Opinión

En “la larga y angosta faja de envidia”

Son ya 90 años de “La chica del Crillón” (1935), una de las mejores novelas chilenas y en habla española. Su escritura no es difícil ni tonta, sino clara, ingeniosa y nunca trivial, como esa antigua que sigue comunicando 3.000 años después.

Su autor, Joaquín Edwards Bello, recurrió al clásico: una mujer dejó este manuscrito en mi oficina y yo cumplo con darlo a la prensa. El escritor no subestimó a sus lectores simulando exactamente la voz de su protagonista, sino que honestamente se disfrazó a medias de la primera persona y salpicó el texto de sus típicas observaciones magistrales.

La novela trata de una joven aristocrática, momentáneamente en duros aprietos económicos, los que podrían haberla precipitado en esa escasez que transforma el pasado esplendor en una suerte de imprecisa mitología social. Su nombre: Teresa Iturrigorriaga (así, con erres y guturalizaciones de principio a fin).

Su padre, que supuestamente mantiene un pleito por una mina de carbón, vive enfermo y escapando de la humilde morada que comparte con Teresa y una empleada milenaria, de esas nanas de la tragedia griega.

Su hija concurre al Crillón donde se codea con los frívolos del momento y también con los siúticos que le cuentan, a pretexto de ayuda, que sus axilas huelen mal. La joven se siente humillada, sale corriendo, vaga por la noche de Santiago. La señora Rubilar, una ricachona de aquellas que mantienen encendido el radar de los sentimientos nobles, la acompaña en cicatrizar esta herida y le instala un baño en la casa.

La chica del Crillón se hará rica cuando herede el patrimonio de una especie de regenta de prostíbulo, o de pensión de artistas, quién sabe, amante de su padre. Y en una escena que juega con “El Jugador” de Dostoievski, Teresa visita Viña del Mar, entra en su casino, apuesta varias veces al cero, gana, gana, gana y reparte fichas y dinero, el sueño de todo ludópata cristiano. También a la pareja de su enamorado en apuros financieros, Gastón, un diplomático extranjero, en un gesto exquisitamente vengativo de Eugenia Grandet.

Enterados de la plata, reaparecen parientes mejor posicionados que se habían olvidado convenientemente de ella, y la sometían a un vínculo ambiguo, que solo se confesaba muy en privado.

Durante los levantamientos de Lonquimay, viaja al minifundo que le había heredado la entrañable cabrona y se casa con un hacendado vecino, pariente lejano.

Aún pobre como ratón, Teresa iba con una alcancía por la calle en la colecta para los tuberculosos.
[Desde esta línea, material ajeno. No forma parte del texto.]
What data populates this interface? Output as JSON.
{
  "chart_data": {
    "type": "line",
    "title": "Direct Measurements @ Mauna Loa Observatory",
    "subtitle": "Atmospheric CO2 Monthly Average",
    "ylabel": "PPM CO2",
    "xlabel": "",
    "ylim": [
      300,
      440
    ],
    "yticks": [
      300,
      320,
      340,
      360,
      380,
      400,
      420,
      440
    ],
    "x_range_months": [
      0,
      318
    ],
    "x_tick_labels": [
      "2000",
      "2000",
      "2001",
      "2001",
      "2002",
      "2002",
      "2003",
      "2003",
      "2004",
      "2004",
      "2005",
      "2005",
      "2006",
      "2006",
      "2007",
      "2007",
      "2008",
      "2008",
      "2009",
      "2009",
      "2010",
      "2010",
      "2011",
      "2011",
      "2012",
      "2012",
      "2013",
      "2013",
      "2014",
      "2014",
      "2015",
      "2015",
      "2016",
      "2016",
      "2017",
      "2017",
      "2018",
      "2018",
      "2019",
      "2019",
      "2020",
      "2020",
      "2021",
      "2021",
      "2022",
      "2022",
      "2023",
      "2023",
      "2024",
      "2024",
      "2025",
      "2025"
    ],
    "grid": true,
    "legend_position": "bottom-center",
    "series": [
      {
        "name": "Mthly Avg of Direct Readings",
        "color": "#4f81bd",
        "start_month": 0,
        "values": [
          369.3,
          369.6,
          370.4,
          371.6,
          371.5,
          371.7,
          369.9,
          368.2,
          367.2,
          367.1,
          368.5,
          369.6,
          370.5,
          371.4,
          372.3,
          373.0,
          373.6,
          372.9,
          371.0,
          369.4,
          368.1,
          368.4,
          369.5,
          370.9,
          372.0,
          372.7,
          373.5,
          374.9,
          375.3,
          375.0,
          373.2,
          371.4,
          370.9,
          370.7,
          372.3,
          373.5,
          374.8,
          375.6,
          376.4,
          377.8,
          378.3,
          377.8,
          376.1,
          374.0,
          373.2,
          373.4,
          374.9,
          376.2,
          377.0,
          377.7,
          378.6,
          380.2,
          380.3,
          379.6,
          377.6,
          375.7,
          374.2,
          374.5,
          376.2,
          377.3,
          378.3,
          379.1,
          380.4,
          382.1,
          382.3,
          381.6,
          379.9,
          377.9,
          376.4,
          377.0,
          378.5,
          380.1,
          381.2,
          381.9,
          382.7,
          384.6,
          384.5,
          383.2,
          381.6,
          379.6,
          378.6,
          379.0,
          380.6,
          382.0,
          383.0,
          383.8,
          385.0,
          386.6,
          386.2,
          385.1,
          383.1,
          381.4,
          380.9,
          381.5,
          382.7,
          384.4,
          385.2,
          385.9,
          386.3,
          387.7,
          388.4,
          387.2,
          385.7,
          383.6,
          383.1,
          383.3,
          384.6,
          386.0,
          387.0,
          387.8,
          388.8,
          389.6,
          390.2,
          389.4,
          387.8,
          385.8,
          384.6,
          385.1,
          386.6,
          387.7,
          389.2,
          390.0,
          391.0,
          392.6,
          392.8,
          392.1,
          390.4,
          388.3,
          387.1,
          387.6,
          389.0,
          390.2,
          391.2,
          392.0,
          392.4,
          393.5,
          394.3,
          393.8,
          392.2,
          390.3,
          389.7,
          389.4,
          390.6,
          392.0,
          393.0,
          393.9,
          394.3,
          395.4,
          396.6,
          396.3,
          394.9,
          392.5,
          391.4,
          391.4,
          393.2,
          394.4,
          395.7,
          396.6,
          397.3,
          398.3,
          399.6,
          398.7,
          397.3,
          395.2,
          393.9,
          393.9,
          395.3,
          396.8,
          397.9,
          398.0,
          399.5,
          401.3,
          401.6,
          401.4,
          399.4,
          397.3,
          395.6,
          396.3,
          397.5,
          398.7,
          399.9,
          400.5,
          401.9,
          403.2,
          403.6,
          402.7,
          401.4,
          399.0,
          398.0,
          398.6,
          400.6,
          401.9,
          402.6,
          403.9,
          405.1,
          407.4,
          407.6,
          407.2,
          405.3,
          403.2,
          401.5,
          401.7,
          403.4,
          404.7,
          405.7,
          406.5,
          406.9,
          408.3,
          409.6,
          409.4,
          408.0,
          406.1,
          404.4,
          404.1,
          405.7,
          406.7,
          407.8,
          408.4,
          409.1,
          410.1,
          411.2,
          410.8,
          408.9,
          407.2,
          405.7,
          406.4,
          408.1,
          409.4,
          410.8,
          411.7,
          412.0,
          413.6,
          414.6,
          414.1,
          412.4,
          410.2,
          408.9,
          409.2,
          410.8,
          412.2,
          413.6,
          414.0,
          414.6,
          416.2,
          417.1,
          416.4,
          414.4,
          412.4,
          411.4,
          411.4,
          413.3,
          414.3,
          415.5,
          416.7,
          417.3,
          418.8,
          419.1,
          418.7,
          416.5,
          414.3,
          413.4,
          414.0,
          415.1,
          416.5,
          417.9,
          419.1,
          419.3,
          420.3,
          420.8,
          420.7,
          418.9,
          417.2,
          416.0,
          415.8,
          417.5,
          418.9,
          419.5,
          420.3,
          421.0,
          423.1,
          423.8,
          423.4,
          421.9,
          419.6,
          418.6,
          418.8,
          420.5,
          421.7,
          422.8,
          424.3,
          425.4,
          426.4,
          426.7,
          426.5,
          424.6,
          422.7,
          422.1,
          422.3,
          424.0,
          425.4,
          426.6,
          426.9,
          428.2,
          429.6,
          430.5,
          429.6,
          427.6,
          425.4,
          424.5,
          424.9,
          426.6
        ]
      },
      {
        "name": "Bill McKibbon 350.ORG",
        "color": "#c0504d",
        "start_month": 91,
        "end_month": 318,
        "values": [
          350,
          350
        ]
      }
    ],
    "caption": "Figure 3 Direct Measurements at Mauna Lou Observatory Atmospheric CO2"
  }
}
Recibía grandes billetes que, intuía, eran en realidad para ella, pero los empujaba hacia dentro por la ranura. Pues “Las revoluciones ideológicas han desacreditado a la clase alta, quitándole medios para demostrar que todavía sirve para algo”.

Y todavía más pobre, el típico estudiante rubio revolucionario la latea con sus keywords: el pueblo y la oligarquía. Teresa bosteza y refuta la lucha de clases: “Andando por estas calles, los veo cómo beben o bailan en los cabarets [a los obreros]; y yo apenas he comido, y no me dan deseos de pegarles”.